Fruiting body: up to 30cm x 40cm, but normally 10cm in extent and typically 0.2cm but up to 0.65cm thick, effused, merulioid, ceraceous [waxy], fleshy; "hymenial texture when dry hard, brittle, powdery granulose (owing to a thick spore deposit) on the external surface, waxy shiny where broken, brown to yellow-brown with ridges darker than depressions, sometimes drying black"; surface "smooth next to margin, folded, raduloid or rarely with ridges anastomosing to form pits, ridges usually radiating, interrupted, branched", 0.1(0.15)cm high, 3-dimensional configuration also described as follows: "with ridges that are comparatively high and raduloid (i.e., the ridges often are short, not horizontally elongated, with several short branches that appear to be swept up into the center of the ridge to form a fluted, blunt spine)"; margin 0.2(2)cm wide, thick, matted, distinct from brown spore-bearing surface, white to pallid; "context pallid, white or pale yellow, when thick, soft and spongy to felty, homogeneous", 0.1cm thick or thicker, with a few very narrow, pallid hyphal strands; spore print brown, (Ginns(15): it is not clear which parts of the description may be describing fresh state, but in the key, this species has "hymenial surface brown to yellow-brown or drying blackish")
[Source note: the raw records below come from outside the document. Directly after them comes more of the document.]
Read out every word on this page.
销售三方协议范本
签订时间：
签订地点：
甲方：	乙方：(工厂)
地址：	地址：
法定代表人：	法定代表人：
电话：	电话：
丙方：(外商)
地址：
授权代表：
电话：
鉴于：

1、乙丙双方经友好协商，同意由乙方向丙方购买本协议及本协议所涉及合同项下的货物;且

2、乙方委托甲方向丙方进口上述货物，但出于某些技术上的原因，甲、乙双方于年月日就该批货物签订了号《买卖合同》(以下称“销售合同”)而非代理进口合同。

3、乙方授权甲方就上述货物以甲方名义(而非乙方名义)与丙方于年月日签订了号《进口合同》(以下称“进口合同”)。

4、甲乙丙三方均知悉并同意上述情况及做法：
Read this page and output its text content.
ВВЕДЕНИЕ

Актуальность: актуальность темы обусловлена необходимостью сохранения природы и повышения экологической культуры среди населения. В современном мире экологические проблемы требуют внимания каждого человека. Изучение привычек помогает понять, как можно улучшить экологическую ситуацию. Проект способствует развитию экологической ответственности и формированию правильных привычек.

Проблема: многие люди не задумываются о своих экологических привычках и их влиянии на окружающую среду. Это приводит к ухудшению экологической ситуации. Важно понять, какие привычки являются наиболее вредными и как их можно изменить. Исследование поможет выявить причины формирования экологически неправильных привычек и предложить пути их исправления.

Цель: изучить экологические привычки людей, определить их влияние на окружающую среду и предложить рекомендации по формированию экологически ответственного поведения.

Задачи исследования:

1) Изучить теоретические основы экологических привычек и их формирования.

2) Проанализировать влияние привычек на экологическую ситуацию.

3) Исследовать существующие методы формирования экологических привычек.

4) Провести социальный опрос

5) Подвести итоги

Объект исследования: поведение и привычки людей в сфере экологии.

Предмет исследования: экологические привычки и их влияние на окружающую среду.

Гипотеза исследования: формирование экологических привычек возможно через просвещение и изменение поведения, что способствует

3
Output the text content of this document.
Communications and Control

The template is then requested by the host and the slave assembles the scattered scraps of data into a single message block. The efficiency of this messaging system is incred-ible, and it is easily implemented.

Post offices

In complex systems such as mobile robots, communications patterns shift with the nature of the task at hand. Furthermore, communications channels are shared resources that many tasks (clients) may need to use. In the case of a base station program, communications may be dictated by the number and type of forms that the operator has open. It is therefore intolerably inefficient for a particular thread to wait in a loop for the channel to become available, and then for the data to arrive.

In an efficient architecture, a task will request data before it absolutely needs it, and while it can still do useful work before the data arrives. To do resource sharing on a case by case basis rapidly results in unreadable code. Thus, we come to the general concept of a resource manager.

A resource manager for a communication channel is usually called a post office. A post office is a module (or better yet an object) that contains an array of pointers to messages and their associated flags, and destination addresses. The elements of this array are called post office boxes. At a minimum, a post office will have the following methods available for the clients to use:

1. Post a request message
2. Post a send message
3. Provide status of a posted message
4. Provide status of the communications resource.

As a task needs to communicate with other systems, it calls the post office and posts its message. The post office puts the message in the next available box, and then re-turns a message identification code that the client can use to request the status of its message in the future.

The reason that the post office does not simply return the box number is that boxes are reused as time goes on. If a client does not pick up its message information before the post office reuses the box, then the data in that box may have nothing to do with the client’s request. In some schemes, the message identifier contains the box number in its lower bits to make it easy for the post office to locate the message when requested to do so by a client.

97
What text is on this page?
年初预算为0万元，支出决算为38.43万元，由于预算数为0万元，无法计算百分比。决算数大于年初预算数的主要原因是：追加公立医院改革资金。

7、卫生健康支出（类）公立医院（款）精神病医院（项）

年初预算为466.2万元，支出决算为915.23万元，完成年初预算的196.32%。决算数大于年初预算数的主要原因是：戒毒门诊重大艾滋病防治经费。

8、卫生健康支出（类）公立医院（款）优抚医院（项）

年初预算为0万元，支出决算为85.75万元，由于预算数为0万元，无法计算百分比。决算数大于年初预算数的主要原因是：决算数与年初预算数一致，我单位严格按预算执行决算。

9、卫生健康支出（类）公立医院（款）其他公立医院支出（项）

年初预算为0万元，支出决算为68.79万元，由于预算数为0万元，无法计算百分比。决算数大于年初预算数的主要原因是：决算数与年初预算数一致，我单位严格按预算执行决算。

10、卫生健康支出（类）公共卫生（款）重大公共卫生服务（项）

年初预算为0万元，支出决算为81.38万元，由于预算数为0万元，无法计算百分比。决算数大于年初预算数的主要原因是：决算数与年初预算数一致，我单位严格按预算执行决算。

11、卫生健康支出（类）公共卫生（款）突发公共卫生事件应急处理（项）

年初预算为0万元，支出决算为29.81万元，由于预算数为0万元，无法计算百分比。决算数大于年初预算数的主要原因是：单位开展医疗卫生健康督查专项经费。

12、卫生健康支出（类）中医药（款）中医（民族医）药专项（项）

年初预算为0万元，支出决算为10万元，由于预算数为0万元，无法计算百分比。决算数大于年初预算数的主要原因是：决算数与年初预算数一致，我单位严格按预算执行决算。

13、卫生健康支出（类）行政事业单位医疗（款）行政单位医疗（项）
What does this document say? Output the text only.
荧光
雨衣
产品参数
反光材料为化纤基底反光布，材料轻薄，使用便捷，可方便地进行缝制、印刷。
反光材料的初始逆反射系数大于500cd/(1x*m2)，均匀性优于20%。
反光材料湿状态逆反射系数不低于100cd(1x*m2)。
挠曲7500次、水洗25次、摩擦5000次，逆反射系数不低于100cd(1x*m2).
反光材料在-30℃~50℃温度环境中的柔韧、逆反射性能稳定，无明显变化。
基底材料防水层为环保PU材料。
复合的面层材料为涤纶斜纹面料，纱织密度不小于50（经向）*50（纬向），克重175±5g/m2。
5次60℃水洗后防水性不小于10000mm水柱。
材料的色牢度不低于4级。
Microscopic: SPORES (5)5.6-6.8(8) x 3.6-4.4(5) microns, broadly elliptic, occasionally broadly oval, especially in face view, adaxially flattened, smooth, nondextrinoid, yellow, cyanophilic (but very slow reaction in some specimens, generally taking 10 to 20 hours), wall thickened to 0.6 microns, apiculus 0.6 microns broad, 0.4 microns long and blunt; BASIDIA 4-spored, 20-52 x 6-8 microns, clavate, sterigmata up to 4.8 microns long; cystidia lacking but some CYSTIDIOLES in one collection, 3-4 microns wide, "scarcely projecting with apex papillate, forked or elongated"; TRAMAL HYPHAE 2-3(5) microns wide, woven, frequently branched and septate; CONTEXT hyphae 2-7(18) microns wide, distinct, loosely woven, colorless, thin-walled, "occasionally to frequently branched, with clamp connections and a few simple septa"; HYPHAL STRANDS uncommon, usually next to substrate, 12-25 microns wide, "composed of one or a few core hyphae which are surrounded by narrower (2-7 microns) hyphae", core hyphae 8-18 microns wide, colorless, apparently simple-septate, walls thickened to 1.5 microns, (Ginns(15))
Habitat / Range
associated "with a brown rot of boards and timbers in buildings, cellars, mines, and logs and in live trees and stumps" of Picea (spruce), Pinus (pine), Thuja plicata (Western Red-cedar), other conifers, and once on Quercus (oak), (Ginns(15))
Similar Species
L. pulverulenta generally has a thicker context, a darker spore-bearing surface, and darker spores than other species of Leucogyrophana, (Ginns(15)). Leucogyrophana mollusca has, in contrast to L. pulverulenta, 1) a thin context, 2) a spore-bearing surface that is, when fresh, moist and shiny, 3) a different configuration (3-dimensional contours) of the spore-bearing surface, 4) hyphal strands that are rather obvious microscopically, and 5) slightly broader spores that are pale yellow and dextrinoid, (Ginns(15)). Leucogyrophana romellii has 1) a more thin and fragile nature than L. pulverulenta, 2) a different configuration (3-dimensional contours) of the spore-bearing surface, and 3) spores measuring 4.4-6.0 x 3.2-4.4 microns "with the wall dextrinoid perhaps only weakly so and a buff spore print", (Ginns(15)). Hydnomerulius pinastri, like L. pulverulenta (and L. mollusca) occurs on wood in buildings, but H. pinastri has 1) thinner context up to 0.1cm, 2) an odontioid, yellow to olive-yellow-brown spore-bearing surface, 3) usually black hyphal strands between the substrate and the context, 4) sometimes black sclerotia, 5) paler, slightly shorter (about 5-6 microns) spores, and 6) broad, parallel hyphae in the trama, (Ginns(15)).